NATAL É O PRESÉPIO DE LUZ NO JARDIM DA ALMA HUMANA, NO CORAÇÃO DA TERRA E DA SOCIEDADE

 

No jardim invisível da alma humana, onde os sentimentos germinam em silêncio e a consciência respira antes de se tornar palavra, o Natal floresce. Não é apenas um dia no calendário: é um acontecimento cósmico, um nascer contínuo. É a centelha que reacende o céu interior e devolve sentido ao coração do mundo.

No presépio humilde, esse palco mínimo onde o infinito escolheu caber, a História e a Natureza entrelaçam-se como raízes antigas. Da terra nasce o humano; do céu, o sopro (espírito). E dessa união irrompe a Luz: Jesus. Não apenas um nome, mas um sinal vivo de que Deus se oferece na fragilidade, de que a humanidade inteira é elevada à dignidade de dom. Um presente absoluto, sem embrulho nem preço, deitado no berço da Terra.

E o mistério aprofunda-se: não somos apenas espectadores. Somos também o presente.

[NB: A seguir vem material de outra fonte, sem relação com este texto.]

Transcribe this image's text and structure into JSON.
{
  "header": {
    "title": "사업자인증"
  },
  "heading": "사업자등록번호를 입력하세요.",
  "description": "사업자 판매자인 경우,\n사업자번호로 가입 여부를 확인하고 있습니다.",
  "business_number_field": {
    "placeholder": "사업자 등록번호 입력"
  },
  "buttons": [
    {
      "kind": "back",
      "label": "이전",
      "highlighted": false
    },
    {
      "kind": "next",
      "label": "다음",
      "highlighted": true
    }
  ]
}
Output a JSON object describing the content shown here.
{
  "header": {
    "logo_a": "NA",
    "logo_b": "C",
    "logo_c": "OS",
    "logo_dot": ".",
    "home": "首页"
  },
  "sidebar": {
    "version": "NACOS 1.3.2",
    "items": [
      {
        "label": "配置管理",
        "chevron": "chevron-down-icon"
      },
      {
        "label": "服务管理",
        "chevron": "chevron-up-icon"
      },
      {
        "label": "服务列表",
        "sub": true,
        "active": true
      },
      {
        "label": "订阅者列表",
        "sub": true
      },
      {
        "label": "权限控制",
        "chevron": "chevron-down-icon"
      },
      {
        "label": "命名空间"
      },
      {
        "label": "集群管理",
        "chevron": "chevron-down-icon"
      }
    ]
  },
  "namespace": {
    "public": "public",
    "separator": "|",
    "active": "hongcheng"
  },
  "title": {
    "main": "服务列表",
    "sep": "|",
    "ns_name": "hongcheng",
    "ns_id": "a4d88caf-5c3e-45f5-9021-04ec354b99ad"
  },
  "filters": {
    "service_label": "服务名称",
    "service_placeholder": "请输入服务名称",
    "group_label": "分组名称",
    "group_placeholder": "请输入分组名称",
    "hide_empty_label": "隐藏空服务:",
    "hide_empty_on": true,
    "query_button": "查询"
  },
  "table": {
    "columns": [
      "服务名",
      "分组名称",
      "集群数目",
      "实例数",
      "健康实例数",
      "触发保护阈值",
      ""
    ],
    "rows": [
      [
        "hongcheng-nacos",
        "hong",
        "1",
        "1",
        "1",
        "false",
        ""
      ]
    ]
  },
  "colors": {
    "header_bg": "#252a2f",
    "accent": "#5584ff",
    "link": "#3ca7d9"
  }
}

Eu, tu, nós, ofertas vivas em permanente nascimento. Existimos para ser dados, para ser partilhados. Como o Menino no estábulo, somos chamados a existir para os outros. Quando tomamos consciência disso, tudo se transforma em dádiva: o olhar que acolhe, a mão que ampara, o pão repartido, a palavra justa, o silêncio que escuta.

Assim entramos na grande circulação da graça, onde dar e receber deixam de ser opostos e se tornam um mesmo gesto. A gratidão passa a ser a música secreta da vida,o tema jubiloso do Natal que vibra nas ruas iluminadas, no ar frio da noite, no calor inesperado da esperança.

Estamos todos envolvidos num papel de embrulho divino, tecido com fibras da terra e perfumes de musgo, com a vastidão do céu e o brilho inaugural da primeira estrela. Somos interligados por uma energia criadora que incessantemente nos tece em pessoas mais verdadeiras, mais inteiras, mais humanas. Até o sol é um presente: um imenso coração em chamas que aquece o planeta e convida a alma a erguer o olhar. Ele aponta, como um dedo de fogo, para a estrela-guia, não apenas para a Belém histórica, de pedra e poeira, mas para a Belém interior, o lugar profundo onde a luz deseja nascer em nós.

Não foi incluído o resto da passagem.